The relationship between Lord Triesman and a former aide Melissa Jacobs has echoes of the Faria Alam affair which brought down a former chief executive Mark Palios rather than the more recent departure of another chief executive, Ian Watmore.
It was in the wake of Palios’s departure, which also implicated the then England manager Sven-Goran Eriksson, who eventually held on to his job, that a structural review was ordered into the FA and how it worked with the implicit threat that its very future was under discussion.
That review was carried out by Lord Burns and its main aim was to find a way to stop the squabbling between the professional and the amateur game and to re-organise the FA, which was undoubtedly a failing organisation with worrying finances. Burns called for the appointment of a big-hitting independent chairman.
It was entirely in-keeping with the FA’s slow-moving approach that it would take more than two years for that chairman to be chosen and announced. And that man, of course, was Lord Triesman of Tottenham who stepped down from his post as a government minister.
Triesman now has gone. He was quickly removed from his role as chairman of the World Cup 2018 bid team - which pays him £100,000-a-year for two days a week — and, unsuccessfully, tried to hold onto his post as FA chairman for which he receives £200,000-a-year.
His departure also leaves England out of line with Fifa protocol as the bid is no longer being led by the chairman of its national football association.
But there was no way Triesman could continue. He was certainly no longer welcome at Fifa.
In England there had been, nevertheless, disquiet about Triesman having duel roles with his workload a divisive topic from the start of the 2018 campaign which was brought to a head last autumn when Fifa vice-chairman Jack Warner dismissed the approach as “lightweight”.
It meant that Triesman was told in no uncertain terms by other members of the bid board that he needed to devote more time and effort to get things back on track and focus on the campaign. It was, in effect, an ultimatum.
In terms of the bid, the prospects and approach had improved dramatically, under chief executive Andy Anson and his team, but there always remained a significant concern that Triesman would struggle to reconcile the two jobs he had - not least with the FA having its own, pressing in-tray which became greater once Watmore quit.
Watmore had grown frustrated at what he perceived as the obstructive nature of the organisation and the impotence of his role. He suffered several disagreements with senior members of the professional game, most notably Premier League chairman Sir Dave Richards and Bolton Wanderers’ chairman Phil Gartside who had, ironically, championed Watmore’s appointment.
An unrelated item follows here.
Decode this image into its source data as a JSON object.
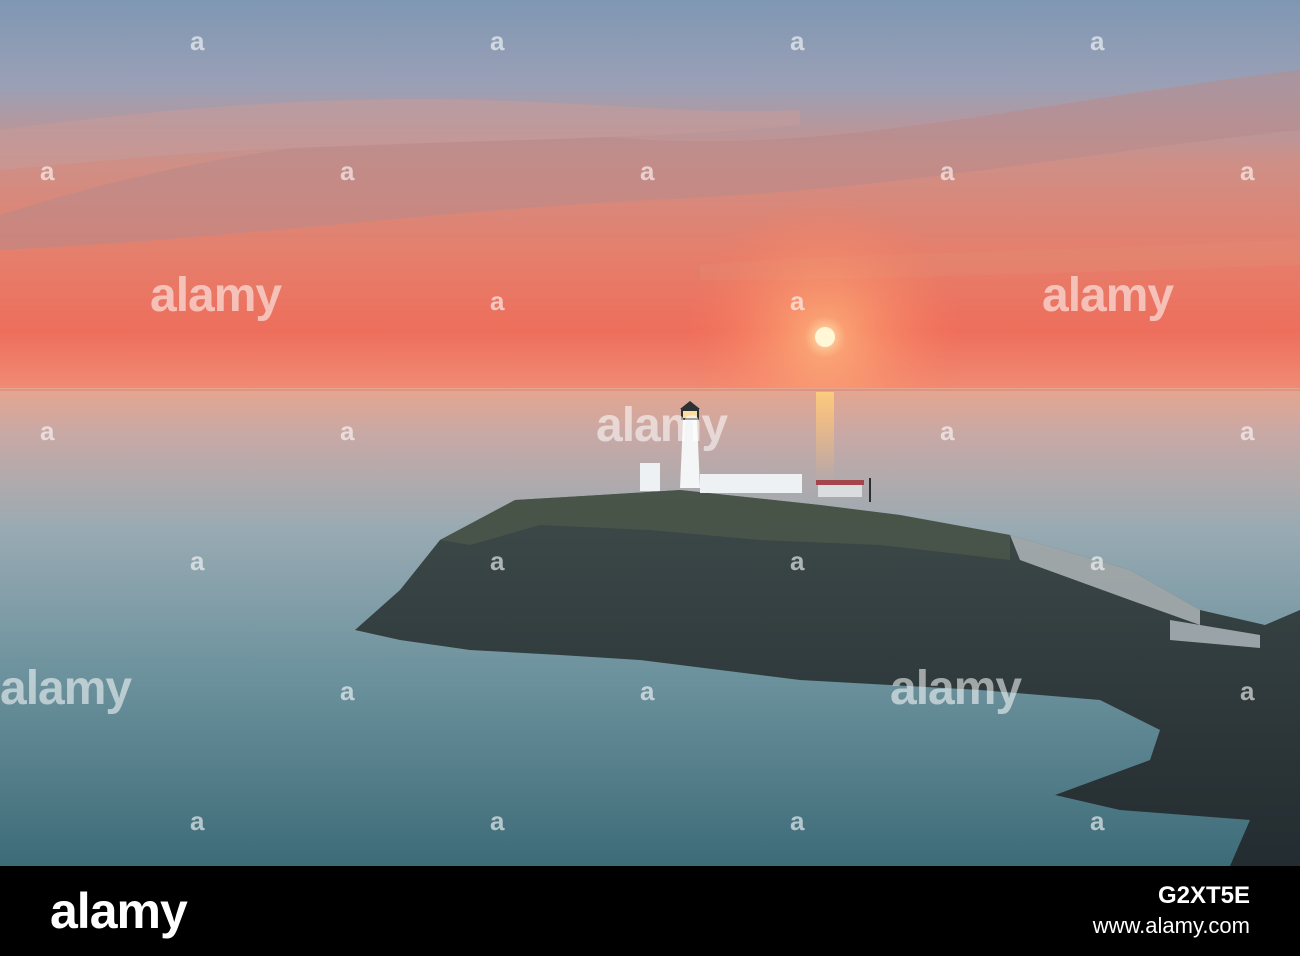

A new chief executive — who would be the seventh since 2000 — is now unlikely to be appointed before Christmas with chief operating officer Alex Horne appointed to take the role in an ‘acting’ capacity. It has led to the sense, without criticising Horne, to a lack of leadership at helm of the FA.
Indeed senior FA sources pointed to last week’s ill-judged announcement of the so-called Capello Index, which led to an embarrassing few days for England manager Fabio Capello, as something that Watmore would not have allowed.
If that was a distraction, the FA could have done without then it paled when compared to the events of the weekend. Given the very future of the organisation — and the role it has to play in football — continues to be under discussion, with the unrelenting rise of the Premier League, which is far more stream-lined, far more wealthy and far more powerful, it cannot expect to retain credibility with such stories.
Sir Alex Ferguson famously described the FA as “dysfunctional” because of what the Manchester United manager claimed was its inconsistent approach to disciplinary matters. It may have been a harsh assessment but, this morning, it feels an increasingly appropriate one.